Collaborative Family Law is an innovative and increasingly preferred method of handling family law matters, including divorces. Emphasizing cooperation and problem-solving strategies rather than adversarial approaches and litigation, it avoids the destruction so often associated with divorce. Negotiations between the two parties and their attorneys are interest-based; they encourage respectful consideration of each other's priorities in crafting a resolution instead of staking out inflexible positions. Collaborative Family Law differs from traditional litigation in that each spouse and his or her lawyer sign a Collaborative Agreement up front in which they agree to negotiate in good faith and not to litigate. If the negotiations break down and one party decides to go to court, both attorneys must withdraw and the clients must hire new attorneys. By agreeing to this condition, the collaborative lawyer bears responsibility for bringing the process to a successful outcome
When necessary, other experts such as financial advisors and child specialists join the collaborative team as neutrals. This prevents both parties from having a "hired gun" who will automatically side with the party who is paying him. Negotiations are handled on an informal level, with each party attending a series of structured joint sessions in which both spouses, the two attorneys, and the neutral professionals (if hired and invited to the meeting) sit down and discuss the resolution of the divorce. One major difference between collaborative family law and other approaches is that the clients themselves craft the terms of their divorce and the final outcome rather than having an outside third party (such as a judge or jury) decide the outcome for them. To learn more about Collaborative Family Law in Texas, go to www.collablawtexas.org.
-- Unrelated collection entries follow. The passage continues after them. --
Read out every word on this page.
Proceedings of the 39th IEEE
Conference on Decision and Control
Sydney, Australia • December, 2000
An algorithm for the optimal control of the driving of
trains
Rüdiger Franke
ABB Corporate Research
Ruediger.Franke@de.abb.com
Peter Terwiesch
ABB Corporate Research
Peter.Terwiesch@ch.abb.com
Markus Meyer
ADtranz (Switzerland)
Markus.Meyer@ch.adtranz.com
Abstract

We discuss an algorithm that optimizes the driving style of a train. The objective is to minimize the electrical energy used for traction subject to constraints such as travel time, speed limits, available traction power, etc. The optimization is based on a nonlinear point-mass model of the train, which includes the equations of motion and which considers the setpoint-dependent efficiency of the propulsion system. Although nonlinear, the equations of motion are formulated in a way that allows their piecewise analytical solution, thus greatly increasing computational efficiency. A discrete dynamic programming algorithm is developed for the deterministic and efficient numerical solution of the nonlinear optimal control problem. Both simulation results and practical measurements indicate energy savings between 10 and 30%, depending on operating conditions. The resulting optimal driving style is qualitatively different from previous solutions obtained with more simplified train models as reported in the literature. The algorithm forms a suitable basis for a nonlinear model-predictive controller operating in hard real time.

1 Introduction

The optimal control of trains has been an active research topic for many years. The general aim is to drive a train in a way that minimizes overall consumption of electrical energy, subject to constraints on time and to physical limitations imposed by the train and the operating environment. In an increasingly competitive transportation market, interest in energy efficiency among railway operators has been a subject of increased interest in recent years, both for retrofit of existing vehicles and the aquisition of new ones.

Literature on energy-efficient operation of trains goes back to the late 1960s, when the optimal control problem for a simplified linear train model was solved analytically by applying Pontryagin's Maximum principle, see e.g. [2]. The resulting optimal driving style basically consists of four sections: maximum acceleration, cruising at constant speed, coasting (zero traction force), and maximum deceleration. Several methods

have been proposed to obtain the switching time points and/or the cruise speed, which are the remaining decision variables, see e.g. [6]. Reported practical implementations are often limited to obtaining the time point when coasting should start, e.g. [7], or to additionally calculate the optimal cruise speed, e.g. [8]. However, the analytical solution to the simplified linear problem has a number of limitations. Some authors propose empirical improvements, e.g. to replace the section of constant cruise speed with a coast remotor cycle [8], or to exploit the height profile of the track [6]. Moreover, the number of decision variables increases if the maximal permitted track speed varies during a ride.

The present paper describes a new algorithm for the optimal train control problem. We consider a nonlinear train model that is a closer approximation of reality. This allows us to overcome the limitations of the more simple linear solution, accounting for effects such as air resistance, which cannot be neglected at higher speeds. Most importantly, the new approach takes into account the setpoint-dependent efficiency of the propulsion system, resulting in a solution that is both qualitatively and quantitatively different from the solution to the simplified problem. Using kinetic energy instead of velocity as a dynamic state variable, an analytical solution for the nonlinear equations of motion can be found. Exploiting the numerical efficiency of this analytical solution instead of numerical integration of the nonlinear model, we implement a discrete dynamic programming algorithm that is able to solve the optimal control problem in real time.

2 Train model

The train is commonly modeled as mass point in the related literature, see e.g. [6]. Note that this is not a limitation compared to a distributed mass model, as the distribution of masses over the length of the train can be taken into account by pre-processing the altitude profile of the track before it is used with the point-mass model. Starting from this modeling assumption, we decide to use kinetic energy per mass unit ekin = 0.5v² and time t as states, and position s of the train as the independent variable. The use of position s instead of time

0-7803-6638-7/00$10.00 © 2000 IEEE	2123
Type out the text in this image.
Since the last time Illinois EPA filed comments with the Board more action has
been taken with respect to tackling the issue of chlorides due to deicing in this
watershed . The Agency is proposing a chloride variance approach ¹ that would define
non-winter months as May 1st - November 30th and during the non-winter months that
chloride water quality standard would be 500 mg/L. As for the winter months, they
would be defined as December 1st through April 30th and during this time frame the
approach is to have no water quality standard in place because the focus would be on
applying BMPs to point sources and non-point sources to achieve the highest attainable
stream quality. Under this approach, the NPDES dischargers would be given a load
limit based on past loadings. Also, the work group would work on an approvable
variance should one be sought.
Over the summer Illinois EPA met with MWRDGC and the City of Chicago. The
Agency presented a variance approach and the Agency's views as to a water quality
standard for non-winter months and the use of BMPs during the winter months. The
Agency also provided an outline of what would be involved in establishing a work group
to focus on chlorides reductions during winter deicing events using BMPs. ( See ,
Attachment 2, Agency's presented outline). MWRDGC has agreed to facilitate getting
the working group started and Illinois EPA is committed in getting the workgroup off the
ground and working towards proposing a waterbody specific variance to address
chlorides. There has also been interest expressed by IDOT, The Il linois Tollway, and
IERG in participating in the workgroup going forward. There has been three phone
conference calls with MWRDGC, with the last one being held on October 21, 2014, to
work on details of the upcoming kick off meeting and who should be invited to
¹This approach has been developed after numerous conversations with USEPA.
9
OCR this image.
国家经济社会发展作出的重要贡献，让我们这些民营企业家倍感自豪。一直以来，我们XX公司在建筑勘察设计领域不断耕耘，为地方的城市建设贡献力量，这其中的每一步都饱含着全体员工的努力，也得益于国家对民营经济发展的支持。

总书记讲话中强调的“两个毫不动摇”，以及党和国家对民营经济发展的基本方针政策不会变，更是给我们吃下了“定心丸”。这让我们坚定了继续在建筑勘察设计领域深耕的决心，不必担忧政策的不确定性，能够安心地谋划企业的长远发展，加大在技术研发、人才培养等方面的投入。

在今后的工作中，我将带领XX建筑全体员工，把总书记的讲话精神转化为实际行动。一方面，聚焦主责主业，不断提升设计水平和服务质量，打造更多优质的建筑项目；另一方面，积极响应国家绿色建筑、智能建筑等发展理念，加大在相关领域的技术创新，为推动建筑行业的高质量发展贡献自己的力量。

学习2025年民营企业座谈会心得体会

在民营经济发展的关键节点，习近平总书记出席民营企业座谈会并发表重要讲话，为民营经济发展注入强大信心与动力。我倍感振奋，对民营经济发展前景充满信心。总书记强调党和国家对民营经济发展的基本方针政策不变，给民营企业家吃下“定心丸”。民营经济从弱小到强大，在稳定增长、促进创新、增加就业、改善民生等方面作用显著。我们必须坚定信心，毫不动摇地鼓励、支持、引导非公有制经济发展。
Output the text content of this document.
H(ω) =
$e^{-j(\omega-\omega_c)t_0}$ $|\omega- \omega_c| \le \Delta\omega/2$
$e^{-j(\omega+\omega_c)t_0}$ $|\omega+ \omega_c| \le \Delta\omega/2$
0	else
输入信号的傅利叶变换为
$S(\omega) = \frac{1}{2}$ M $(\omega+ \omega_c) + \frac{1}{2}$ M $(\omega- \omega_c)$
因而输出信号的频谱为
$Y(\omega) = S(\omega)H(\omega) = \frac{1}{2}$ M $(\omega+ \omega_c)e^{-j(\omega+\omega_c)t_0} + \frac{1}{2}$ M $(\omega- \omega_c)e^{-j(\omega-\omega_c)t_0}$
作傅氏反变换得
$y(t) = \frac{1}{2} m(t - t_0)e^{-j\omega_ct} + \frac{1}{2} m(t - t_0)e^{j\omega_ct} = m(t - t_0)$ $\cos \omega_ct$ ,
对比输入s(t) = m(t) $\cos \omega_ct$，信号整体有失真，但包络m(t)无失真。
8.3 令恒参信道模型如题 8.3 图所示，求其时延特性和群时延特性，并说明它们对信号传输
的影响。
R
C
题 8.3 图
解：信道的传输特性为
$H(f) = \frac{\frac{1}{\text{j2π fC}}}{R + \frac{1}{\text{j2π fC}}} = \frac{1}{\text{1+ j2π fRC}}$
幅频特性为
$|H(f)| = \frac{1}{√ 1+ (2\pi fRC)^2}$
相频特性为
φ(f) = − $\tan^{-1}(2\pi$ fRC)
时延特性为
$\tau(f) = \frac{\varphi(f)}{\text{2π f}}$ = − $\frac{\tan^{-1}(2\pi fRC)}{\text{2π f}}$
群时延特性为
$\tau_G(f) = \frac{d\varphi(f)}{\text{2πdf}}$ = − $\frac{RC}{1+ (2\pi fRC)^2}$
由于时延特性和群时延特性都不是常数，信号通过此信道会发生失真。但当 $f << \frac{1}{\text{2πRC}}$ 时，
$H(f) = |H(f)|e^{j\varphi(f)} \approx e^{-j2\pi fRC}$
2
Neutral Mental Health Professional: The Collaborative Law Model in effect always involves the use of a collaboratively trained neutral Mental Health Professional (MHP) to serve as the team leader. The MHP’s involvement is absolutely fundamental to a successful collaborative process. While the MHP is not providing therapeutic services to either of the parties within or outside of the process, they are providing the key leadership role to the Team and are the “keepers of the Collaborative Process” by ensuring that the spouses and other professionals are meeting their obligations between meetings, that there is a proper agenda, that meetings start and end on time, that there are minutes, and that the Process remains in place – in short, the MHP’s “run the show.” Along with providing key leadership, the role of the neutral MHP is to help the spouses and the Team as a whole identify and address the emotional and fear-based issues that stand in the way of resolution and to pave the way for the spouses to find creative solutions and final resolution.